Volume > Issue > Redeeming Foucault

Redeeming Foucault

POWER-KNOWLEDGE FOUNDED IN AUTHENTIC LOVE

By Melinda Selmys | July-August 2014
Melinda Selmys is the author of Sexual Authenticity: An Intimate Reflection on Homosexuality and Catholicism, Sexual Authenticity: More Reflections, and Slave of Two Masters, a study of Catholic social teaching and a guide to the virtue of poverty for laymen. She has written for various Catholic publications including First Things, The Catholic Answer, and This Rock. She lives with her husband and six children in rural Ontario.

Michel Foucault (1926-1984) is largely considered a persona non grata within Catholic intellectual circles. He is associated with relativism, social constructivism, homosexuality, and the breakdown of Western social institutions. Our culture’s current crisis of faith has been traced, in part, to Foucault’s philosophy, which is understood as an attack on the foundations of truth itself. Although Foucault is guilty of numerous errors, there is a great deal of genuine value to be gleaned from his philosophy. Aristotle’s belief in exposing infants for population control did not prevent St. Thomas Aquinas from heavily mining his ideas, nor do we reject Plato because he proposed to control his Republic through a system of religious lies. Philosophy has always been the work of imperfect men fumbling toward the truth. Insofar as Foucault is different, he is different because he does not propose a systematic philosophy but presents his thought as a “toolbox,” inviting thinkers to take whatever is useful and ignore the rest.
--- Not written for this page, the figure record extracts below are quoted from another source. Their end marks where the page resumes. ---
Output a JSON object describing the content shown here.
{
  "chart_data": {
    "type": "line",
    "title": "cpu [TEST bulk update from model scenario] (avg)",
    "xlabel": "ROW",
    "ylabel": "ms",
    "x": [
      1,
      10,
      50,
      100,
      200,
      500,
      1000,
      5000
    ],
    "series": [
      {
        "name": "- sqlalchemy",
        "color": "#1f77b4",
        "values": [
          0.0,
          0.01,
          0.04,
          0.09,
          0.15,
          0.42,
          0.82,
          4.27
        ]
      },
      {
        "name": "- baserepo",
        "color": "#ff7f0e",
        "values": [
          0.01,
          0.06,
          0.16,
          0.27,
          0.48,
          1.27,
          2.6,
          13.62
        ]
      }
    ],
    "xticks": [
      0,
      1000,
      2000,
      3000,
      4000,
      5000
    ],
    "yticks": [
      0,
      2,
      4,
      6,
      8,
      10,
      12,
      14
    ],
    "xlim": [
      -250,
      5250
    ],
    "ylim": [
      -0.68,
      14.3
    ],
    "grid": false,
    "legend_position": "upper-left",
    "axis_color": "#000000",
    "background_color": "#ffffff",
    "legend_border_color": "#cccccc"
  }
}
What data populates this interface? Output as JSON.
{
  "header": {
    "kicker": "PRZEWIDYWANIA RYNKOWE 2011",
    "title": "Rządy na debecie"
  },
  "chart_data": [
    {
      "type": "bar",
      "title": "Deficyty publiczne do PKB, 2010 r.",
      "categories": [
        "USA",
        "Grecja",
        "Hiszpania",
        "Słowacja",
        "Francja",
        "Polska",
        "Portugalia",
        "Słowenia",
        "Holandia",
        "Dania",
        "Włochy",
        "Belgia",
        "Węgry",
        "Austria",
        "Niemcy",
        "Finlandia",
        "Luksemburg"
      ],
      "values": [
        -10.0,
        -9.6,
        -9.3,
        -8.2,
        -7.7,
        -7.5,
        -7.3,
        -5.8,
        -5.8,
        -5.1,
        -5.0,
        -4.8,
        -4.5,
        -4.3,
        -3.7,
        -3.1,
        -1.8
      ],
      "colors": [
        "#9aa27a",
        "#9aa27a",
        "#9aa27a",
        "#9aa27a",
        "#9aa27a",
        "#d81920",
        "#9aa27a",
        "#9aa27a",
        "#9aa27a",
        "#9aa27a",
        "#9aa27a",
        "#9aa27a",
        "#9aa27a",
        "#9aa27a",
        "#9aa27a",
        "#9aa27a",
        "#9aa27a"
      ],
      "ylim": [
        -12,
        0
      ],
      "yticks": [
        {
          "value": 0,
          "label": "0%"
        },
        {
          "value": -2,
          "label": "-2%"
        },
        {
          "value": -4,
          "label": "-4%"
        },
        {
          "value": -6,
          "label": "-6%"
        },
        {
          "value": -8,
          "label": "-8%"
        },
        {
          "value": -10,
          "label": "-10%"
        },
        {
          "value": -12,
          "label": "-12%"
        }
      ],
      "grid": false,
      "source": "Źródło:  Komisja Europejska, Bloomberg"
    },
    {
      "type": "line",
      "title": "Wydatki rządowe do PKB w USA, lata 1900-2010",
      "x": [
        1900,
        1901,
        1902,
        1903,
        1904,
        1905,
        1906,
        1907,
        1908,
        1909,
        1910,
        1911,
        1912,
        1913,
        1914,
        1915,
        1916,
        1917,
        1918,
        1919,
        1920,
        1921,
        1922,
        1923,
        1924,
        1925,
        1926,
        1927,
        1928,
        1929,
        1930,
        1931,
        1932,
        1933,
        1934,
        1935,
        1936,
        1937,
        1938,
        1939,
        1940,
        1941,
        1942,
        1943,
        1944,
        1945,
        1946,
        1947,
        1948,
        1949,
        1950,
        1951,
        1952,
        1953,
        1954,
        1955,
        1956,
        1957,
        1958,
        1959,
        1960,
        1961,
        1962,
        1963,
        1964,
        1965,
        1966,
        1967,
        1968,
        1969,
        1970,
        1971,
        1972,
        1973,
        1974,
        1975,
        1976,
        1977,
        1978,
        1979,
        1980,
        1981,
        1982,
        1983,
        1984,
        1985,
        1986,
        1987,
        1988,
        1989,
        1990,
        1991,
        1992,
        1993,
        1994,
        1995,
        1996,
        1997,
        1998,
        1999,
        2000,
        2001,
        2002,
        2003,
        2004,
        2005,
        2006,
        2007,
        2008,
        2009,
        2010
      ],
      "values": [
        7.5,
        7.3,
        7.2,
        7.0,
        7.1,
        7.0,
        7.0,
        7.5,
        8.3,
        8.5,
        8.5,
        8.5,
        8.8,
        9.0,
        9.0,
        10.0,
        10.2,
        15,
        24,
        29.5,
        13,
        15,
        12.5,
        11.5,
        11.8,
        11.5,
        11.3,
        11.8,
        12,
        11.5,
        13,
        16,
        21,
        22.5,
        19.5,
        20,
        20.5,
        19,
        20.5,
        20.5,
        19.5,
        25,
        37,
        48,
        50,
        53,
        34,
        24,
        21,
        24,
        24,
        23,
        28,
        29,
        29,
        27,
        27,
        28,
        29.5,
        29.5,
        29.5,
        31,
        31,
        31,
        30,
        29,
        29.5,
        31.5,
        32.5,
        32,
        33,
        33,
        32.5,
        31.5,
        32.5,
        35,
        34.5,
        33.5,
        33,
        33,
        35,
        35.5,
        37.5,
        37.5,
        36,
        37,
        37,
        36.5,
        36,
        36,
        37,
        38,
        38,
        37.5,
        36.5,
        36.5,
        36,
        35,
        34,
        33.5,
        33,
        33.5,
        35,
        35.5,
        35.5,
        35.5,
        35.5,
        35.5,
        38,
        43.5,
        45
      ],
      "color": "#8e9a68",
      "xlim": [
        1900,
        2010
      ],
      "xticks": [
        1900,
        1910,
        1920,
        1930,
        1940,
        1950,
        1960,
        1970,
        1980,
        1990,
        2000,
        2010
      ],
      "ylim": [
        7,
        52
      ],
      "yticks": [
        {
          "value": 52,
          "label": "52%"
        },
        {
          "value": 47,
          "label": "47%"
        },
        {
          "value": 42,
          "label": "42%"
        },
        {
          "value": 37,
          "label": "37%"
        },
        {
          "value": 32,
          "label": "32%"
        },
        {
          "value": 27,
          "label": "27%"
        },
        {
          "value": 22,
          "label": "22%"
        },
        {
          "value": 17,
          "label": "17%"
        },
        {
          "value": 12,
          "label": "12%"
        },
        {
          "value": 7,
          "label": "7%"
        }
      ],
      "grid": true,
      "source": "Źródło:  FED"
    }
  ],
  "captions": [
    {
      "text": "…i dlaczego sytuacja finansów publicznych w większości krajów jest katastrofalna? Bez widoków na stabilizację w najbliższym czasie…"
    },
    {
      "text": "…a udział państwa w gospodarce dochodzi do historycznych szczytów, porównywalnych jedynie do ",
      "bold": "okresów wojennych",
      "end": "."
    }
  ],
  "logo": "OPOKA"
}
The truths within Foucault’s work are attractive, they are particularly appropriate to our culture, they solve some of the deepest problems confronting the postmodern world, and they therefore have a wide social currency. Simply attacking his errors is, therefore, not sufficient. Christians must understand Foucault’s work and acknowledge what is true within it, in order to formulate an adequate response.

Let’s concentrate on three different themes that arise in Foucault’s work and analyze them in the context of Christian belief. The first is the means by which selves are produced through relationships of power and knowledge. The second is the concentration on intersubjectivity over objectivity as a means of approaching the truth. The third is the idea of philosophical ekstasis, and of truth as a historical process. We can situate all three of these analyses within Christian thought by recognizing that Foucault is a philosopher of fallen nature. His thought traces the development of truth through the historical period, revealing the disequilibria, tensions, and exploitations that arise from the relationship that was forged between power and knowledge as a result of our first parents’ appropriation of the right to “know good and evil.”

At the heart of all of Foucault’s philosophy is the notion of power. It is common for liberal thinkers, neo-Marxists, feminists, et al. to use the standard socialist understanding of power-as-oppression when interpreting Foucault, but Foucault himself rejects this interpretation. He sees power within society as a productive force that arises wherever human relationships are in disequilibrium. These relationships are dispersed throughout social space, and so power does not emanate top-down from a hierarchical structure that preys upon the weak, but rather emerges from innumerable points throughout society. Power is not a destructive force that ought to be resisted in the name of individual freedom but is the matrix in which personalities are forged. All forms of resistance to power are in fact exercises of power, and there is no autonomous self existing outside of social relations that can be sheltered and nurtured in isolation.